The following week, Pietro managed to coax Carolina onto the dance floor for a string of more familiar dances, and the other girls ceased to greet her in the halls, as if she had turned invisible. A few days later, Pietro sent a servant to Carolina’s home with an enormous bundle of roses that the old man asserted Pietro had cut from the garden himself, a claim borne out by the fact that the massive jumble of thorns included what seemed to be several entire rosebushes, lopped off just above the root. Pietro would be honored, the old man added, if Carolina would allow him the pleasure of paying her a visit.
This was unprecedented.
From time to time, Pietro had seemed to have favorites among the local girls, picking one as his partner for a long string of dances, or even seeking a particular young lady out over the course of several events before he lost interest. He was able to do this with impunity because he never embarrassed the girls or their families by taking even the smallest steps into the realm of formal courtship: afternoon visits or family dinners. Carolina was the first girl in the valley to receive this attention.
Her father, a sporadic but deeply sentimental gardener, was shocked by the brutalization of Pietro’s rosebushes and unimpressed with his request to see Carolina.
“I feel like I ought to send these outside and have them planted again,” he said, glowering down at the heap of branches and blossoms that trembled on their hall table.
“No, no!” Carolina gasped. She thrust her hands among the red-green leaves, choked off a cry as thorns dug into her palms and fingers, and drew them back.
At the open door, the old man waited in the strong noon light.
“Tomorrow?” Carolina asked, pleading.
Her father shook his head at the tangle of roses. Then he nodded.
With the racing heart and finely tuned bravado of a young queen addressing her subjects for the first time, Carolina turned to the old man. “He may come tomorrow,” she told him.
Lemon trees were Carolina’s father’s inheritance, but his love for them was real: as a boy, he had insisted that the gardener plant half a dozen lemon saplings in the family garden so that when he was a man he would not have to walk all the way down to the groves to pick a flower or a piece of fruit. These young trees now shaded the whole Fantoni garden. Their gardener constantly complained that he was the only man in the valley asked to coax flowers from their beds each year without the help of sunlight, to which Carolina’s father invariably replied that great obstacles were the tutors of great men.

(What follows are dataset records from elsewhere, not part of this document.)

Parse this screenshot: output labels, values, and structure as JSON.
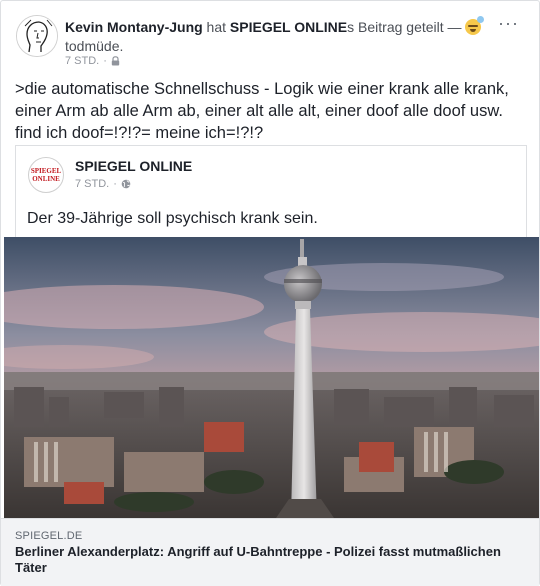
{
  "post": {
    "author": "Kevin Montany-Jung",
    "action_pre": " hat ",
    "shared_page": "SPIEGEL ONLINE",
    "action_post": "s Beitrag geteilt — ",
    "feeling": " todmüde.",
    "time": "7 STD.",
    "separator": "·",
    "text": ">die automatische Schnellschuss - Logik wie einer krank alle krank, einer Arm ab alle Arm ab, einer alt alle alt, einer doof alle doof usw. find ich doof=!?!?= meine ich=!?!?",
    "more_icon": "more-options-icon",
    "privacy_icon": "lock-icon"
  },
  "shared": {
    "page_name": "SPIEGEL ONLINE",
    "logo_line1": "SPIEGEL",
    "logo_line2": "ONLINE",
    "time": "7 STD.",
    "separator": "·",
    "privacy_icon": "globe-icon",
    "text": "Der 39-Jährige soll psychisch krank sein."
  },
  "link": {
    "domain": "SPIEGEL.DE",
    "headline": "Berliner Alexanderplatz: Angriff auf U-Bahntreppe - Polizei fasst mutmaßlichen Täter"
  },
  "colors": {
    "text": "#1d2129",
    "muted": "#90949c",
    "border": "#dddfe2",
    "footer_bg": "#f2f3f5",
    "spiegel_red": "#c2181e"
  }
}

The day of Pietro’s first visit, spring’s blossoms had fallen from the lemon tree branches, but their leaves still glowed like new growth, not yet touched by the heat that would darken them to evergreen. Carolina sat beneath them breathless but perfectly still, ready to believe anything. If it was true, as his note claimed, that Pietro would arrive at any moment to pass an hour with her in the garden, then any number of her other most outlandish fantasies were possible as well. The sky might suddenly roll up as the priest sometimes threatened, revealing the other world that men could only glimpse now in shadows and mirages, a wo
rld Carolina had suspected the existence of long before her haphazard introduction to theology because of an intermittent but deeply felt sense that even the most solid things lacked real weight, and that, if she only knew the trick, it would be a simple thing to see through them.
The shadows on the new grass wavered, but didn’t give way.
“Carolina?” Pietro’s voice was as unfamiliar as a stranger’s.
Carolina froze like a creature startled in the forest. Before her reason really returned, Pietro had spotted her through the trees. He strode toward her, grinning.
“Your mother said I would find you here,” he called, pushing through the young branches. Then he stood over her, so handsome that she simply stared back up at him, all her thoughts vanquished.
“She says she can’t keep you in the house, summer or winter,” Pietro teased.